Several interns worked at the same clinic; one of them told us about a 80-year man who'd walked in complaining of pains in his groin. Upon examination it was disclosed that the man had enjoyed a rare erection a few days before. To keep it from going down he'd encased his penis in plaster of Paris to keep it that way. Gangrene had set in and it had to be amputated. The story went the rounds of the Spruce.

One of the art students drew a sketch: It showed a naked old man grimacing with agony as his exaggerated penis, surrounded by a cast, was being hacked off by a butcher's cleaver held in the upraised hand of a gleeful, fat and bearded surgeon. Everybody liked the drawing. So did Nick: he hung it up over the lunch counter where it remained for a month.

THE PROSTITUTES

Certain specialty prostitutes used the Spruce Restaurant for their appointments. One of the more exotic combines in the profession was a twosome, two women dressed up to resemble each other: they bleached their hair the same shade of blond, wore the same lipstick and thick make-up, baggy and garish dresses, black crinkly coats, jewelry and so on. They wore the same make of horn-rimmed glasses and smoked from the same kind of flashy, long and slender cigarette holders. Their eyes were dark and rather frightening, black with mascara thickly applied, so that it seemed as if nothing could ever bring the color back into them.

They advertised a combination trick for a very high price, about $300 . They were also actresses; they did a stage act a few nights a week at a night club on Locust Street, practically around the corner. Even their mannerisms were rehearsed to make them look like carbon-copies of one another.

They spoke with the same high-pitched falsetto voice, and had developed conversational routines, formatted in one-liners, responsive lead-ins and questions and answers based on silly sexual innuendoes. One of their standards was an endless story about "what the boss was doing with his secretaries". They told me that they'd been a team for two decades, because "life lost all meaning for them in the war".

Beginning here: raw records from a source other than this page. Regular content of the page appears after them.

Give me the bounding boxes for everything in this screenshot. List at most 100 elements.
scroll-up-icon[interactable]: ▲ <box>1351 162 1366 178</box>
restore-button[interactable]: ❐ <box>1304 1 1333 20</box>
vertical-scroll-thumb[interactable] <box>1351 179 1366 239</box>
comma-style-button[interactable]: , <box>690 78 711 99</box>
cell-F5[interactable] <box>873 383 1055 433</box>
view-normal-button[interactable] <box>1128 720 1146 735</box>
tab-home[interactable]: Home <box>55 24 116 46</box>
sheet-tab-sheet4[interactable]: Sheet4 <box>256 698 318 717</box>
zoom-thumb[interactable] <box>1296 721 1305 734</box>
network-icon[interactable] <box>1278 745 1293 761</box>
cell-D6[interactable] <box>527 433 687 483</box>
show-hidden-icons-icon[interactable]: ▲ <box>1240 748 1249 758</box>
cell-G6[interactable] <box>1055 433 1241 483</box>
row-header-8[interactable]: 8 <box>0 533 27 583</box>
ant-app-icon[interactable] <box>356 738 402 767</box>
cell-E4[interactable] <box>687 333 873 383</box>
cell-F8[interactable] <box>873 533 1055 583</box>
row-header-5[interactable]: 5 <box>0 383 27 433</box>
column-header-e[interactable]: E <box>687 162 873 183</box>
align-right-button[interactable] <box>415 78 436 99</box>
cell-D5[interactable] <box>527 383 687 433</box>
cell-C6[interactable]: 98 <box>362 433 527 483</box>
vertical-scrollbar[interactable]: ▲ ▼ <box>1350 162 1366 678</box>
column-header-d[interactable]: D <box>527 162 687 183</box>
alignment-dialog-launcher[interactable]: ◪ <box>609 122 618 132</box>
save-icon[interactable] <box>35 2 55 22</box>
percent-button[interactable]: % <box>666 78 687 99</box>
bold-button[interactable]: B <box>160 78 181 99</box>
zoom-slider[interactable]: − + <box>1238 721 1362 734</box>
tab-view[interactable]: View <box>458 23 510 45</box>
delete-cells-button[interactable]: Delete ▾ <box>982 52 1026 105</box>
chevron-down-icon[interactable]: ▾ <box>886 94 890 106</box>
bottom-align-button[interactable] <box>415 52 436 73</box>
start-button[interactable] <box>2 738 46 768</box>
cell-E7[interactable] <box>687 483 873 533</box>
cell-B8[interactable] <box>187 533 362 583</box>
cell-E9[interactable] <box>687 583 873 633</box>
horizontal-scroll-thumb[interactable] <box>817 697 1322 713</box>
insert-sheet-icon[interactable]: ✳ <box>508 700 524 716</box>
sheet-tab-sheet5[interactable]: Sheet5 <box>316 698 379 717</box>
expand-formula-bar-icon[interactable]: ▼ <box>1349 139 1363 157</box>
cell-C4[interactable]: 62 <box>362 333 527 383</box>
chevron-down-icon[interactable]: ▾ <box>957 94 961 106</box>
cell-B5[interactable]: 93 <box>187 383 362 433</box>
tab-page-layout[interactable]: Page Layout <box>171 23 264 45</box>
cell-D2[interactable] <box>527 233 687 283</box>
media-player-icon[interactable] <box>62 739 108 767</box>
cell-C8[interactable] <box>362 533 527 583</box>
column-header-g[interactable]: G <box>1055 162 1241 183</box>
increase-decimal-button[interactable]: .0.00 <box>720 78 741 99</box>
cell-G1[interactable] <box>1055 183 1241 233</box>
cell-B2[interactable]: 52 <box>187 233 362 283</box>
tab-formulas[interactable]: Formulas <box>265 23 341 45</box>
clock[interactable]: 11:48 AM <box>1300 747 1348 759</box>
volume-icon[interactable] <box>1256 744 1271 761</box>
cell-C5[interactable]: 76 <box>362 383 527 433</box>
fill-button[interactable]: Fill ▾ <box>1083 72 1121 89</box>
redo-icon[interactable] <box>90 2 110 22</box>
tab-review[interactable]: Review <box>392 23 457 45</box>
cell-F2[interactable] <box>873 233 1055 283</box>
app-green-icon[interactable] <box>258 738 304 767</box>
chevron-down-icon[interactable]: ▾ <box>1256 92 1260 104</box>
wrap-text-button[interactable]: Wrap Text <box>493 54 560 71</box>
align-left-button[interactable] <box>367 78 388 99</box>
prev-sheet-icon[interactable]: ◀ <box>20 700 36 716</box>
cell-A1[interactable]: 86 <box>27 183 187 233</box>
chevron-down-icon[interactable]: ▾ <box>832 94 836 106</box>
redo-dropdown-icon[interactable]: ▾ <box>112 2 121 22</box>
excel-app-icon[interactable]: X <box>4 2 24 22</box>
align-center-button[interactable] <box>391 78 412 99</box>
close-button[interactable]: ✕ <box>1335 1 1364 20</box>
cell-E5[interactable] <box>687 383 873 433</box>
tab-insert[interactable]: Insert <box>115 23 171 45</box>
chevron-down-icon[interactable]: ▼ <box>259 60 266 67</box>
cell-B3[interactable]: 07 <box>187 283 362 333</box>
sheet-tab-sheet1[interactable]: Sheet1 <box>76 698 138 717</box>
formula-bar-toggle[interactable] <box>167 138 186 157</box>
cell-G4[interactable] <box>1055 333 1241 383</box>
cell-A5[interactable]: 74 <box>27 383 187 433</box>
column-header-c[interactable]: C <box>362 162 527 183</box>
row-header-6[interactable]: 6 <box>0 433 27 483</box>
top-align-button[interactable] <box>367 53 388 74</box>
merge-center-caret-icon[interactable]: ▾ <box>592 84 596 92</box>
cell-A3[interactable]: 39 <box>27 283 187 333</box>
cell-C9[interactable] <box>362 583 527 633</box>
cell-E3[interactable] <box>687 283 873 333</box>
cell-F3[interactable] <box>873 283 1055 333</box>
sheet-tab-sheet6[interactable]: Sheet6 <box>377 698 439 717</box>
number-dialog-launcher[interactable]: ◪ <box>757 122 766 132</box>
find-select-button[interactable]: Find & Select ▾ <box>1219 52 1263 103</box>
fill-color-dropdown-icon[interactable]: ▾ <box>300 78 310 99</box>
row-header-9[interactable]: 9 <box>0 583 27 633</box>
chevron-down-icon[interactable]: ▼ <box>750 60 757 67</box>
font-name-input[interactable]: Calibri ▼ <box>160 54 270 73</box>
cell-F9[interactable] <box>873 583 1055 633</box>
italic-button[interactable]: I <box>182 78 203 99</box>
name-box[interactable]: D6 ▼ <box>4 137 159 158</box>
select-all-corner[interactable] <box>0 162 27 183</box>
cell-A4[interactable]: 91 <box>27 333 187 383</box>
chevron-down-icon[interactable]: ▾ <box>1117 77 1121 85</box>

When they came into the Spruce they favored a booth near the front. Even in the restaurant they were always on stage. Beneath their superficial warmth they were cold, insulated, callous. They attracted certain kinds of men like honey draws flies, possessed of a strange power to lure others to their destruction.

One night while I was attempting to make sketches in a booth at the back, aman came into the Spruce wearing a winter overcoat a few sizes too large for him. His manner was harried and there were deep furrows in his pallid, empty face. He asked me, the edge of a threat in his voice, not to draw his picture. For no apparent reason he confessed to me that he had less than a week to live. Then he noticed the prostitute duo sitting at the front and sat went to sit down in their booth and begin talking to them. One of them waved for me to come over; I'd sketched both of them several times before .

The intruder didn't like this of course, but they ignored him. I sketched the one near the window on the right. She kept repeating to me that she resembled Greta Garbo. She did have a beautiful face: tired, worn, yet lively in its own way, hard but not unkind. Underneath I sensed an intrinsic pride which held her depraved milieu in contempt. When the sketch was completed the man hastened to assure me that it was lousy, which was true. I knew nothing of drawing, I was just having fun. My model also agreed that it didn't look like her, but she said that I had painted her soul.